Selon le 3e baromètre Ifop pour la Fondation pour l’enfance, neuf professeurs de primaire sur dix observent une augmentation des troubles du comportement des élèves liés aux écrans. Même constat chez près de six parents sur dix. Dans le même temps, deux tiers des enseignants de l’école élémentaire utilisent les écrans durant leurs cours. Explications.
C’est un consensus plutôt paradoxal : les enseignants perçoivent majoritairement les effets nuisibles des écrans sur leurs élèves, tout en étant contraints de recourir à des outils comme les tableaux numériques et les tablettes.
Les conséquences d’un usage excessif des écrans
Selon un baromètre Ifop réalisé pour la Fondation pour l’Enfance, neuf professeurs de primaire sur dix (parmi les 400 interrogés) observent une hausse des troubles comportementaux liés aux écrans (94 %) et des difficultés d’apprentissage (89 %), notamment en matière de langage, de motricité ou de graphisme.
Le rapport « À la recherche du temps perdu », commandé en avril 2024 à la demande du président de la République, souligne que les technologies numériques « présentent des risques aujourd’hui établis par la science sur certains aspects de la santé physique des enfants et des adolescents », comme des troubles du sommeil, une sédentarité accrue et un risque accru de surpoids.

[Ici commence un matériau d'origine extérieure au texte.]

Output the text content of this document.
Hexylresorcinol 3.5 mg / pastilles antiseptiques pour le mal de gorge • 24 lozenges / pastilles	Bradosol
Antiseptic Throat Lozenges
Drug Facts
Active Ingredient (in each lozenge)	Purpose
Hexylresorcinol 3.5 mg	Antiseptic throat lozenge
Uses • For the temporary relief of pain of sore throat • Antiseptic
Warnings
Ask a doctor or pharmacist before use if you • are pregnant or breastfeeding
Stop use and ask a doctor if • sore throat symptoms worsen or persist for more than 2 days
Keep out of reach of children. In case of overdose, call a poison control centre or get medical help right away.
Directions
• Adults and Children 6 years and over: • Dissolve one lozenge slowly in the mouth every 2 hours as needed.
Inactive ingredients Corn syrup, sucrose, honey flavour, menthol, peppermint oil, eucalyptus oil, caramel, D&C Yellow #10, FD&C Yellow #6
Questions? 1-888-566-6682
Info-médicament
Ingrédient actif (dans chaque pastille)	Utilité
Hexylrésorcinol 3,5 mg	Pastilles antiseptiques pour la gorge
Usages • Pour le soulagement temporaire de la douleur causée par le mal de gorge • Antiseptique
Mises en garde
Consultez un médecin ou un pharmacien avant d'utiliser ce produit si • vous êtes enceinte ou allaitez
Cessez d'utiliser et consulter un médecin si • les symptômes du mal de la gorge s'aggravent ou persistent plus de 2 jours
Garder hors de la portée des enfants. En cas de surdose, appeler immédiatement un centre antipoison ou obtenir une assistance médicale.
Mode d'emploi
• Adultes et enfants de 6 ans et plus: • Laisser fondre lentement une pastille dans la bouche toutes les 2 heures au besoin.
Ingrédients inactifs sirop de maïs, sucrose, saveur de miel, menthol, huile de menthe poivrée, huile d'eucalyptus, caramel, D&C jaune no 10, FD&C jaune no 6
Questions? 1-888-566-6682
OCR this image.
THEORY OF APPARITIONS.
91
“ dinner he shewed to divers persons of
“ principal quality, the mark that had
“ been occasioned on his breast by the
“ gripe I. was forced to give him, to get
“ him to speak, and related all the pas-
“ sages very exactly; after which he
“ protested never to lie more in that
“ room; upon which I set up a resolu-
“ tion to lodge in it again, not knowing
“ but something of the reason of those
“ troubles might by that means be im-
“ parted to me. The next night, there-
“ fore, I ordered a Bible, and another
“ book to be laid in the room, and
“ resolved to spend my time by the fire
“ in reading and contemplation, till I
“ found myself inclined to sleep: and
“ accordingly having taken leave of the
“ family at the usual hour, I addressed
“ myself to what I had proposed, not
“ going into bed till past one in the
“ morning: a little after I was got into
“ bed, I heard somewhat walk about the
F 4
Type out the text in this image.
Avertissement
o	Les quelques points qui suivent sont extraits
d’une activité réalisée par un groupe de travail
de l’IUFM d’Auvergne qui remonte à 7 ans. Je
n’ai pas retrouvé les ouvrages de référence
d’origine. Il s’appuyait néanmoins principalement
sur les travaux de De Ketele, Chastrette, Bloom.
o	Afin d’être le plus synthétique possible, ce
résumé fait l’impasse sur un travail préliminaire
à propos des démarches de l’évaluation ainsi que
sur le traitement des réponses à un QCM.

Le document cite également plusieurs études qui pointent un « lien entre un usage excessif des écrans récréatifs et une dégradation des capacités attentionnelles ». Chez les enfants de 2 à 6 ans, par exemple, un usage quotidien des écrans supérieur à une heure ou un temps de télévision excédant 30 minutes « est souvent associé à de moins bonnes performances cognitives globales, attentionnelles, langagières et socio-émotionnelles ».

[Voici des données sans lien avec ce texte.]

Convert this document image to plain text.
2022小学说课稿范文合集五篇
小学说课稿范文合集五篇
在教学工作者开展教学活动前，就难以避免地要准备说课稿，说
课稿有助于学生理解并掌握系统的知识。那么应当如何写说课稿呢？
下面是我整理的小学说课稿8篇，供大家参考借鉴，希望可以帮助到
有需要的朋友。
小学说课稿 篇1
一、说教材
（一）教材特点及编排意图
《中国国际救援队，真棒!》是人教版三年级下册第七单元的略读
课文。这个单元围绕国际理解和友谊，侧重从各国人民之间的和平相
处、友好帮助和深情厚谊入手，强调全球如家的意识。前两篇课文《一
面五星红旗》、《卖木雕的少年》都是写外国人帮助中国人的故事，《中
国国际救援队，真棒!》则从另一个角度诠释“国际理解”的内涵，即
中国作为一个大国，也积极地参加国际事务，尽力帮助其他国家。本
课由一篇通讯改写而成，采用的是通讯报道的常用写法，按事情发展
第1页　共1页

Conspués mais massivement utilisés
Pourtant, les écrans sont massivement intégrés à l’école. Près des deux tiers des enseignants en primaire (68 %) et même 38 % des enseignants en maternelle y ont recours. Globalement, 72 % des professeurs interrogés utilisent des écrans pour faire cours, tandis que 29 % proposent aux élèves des outils individuels comme des tablettes.
Cette omniprésence semble en contradiction avec les effets négatifs que les enseignants eux-mêmes constatent. « Notre hiérarchie nous demande d’utiliser le numérique au quotidien, cela fait partie de la grille d’évaluation », expliquait ce mercredi Aude Denizot, enseignante et membre du collectif Éducation numérique raisonnée.
Elle explique que les outils numériques sont si solidement intégrés à la formation initiale des enseignants que certains finissent par ne plus savoir travailler sans eux.
Les parents loin d’être exemplaires
Du côté des experts, la frustration est palpable. « Aucun arbitrage n’a été fait après la publication de ce rapport », regrette Joëlle Sicamois, directrice de la Fondation pour l’Enfance. « Il y a des injonctions contradictoires permanentes ».
Les parents sont également conscients des impacts des écrans (93 %), y compris des conséquences négatives. Cependant, seul un parent sur deux affirme qu’il ne consultera pas son téléphone en présence de ses enfants, et seulement 41 % se disent prêts à éteindre la télévision durant les repas.
« Nous, parents, scrollons en moyenne 145 km par an et passons 56 heures par semaine devant nos écrans. Nous devons également reconnaître que nos propres usages sont loin d’être exemplaires », a rappelé Damien Giard, directeur numérique chez Bayard.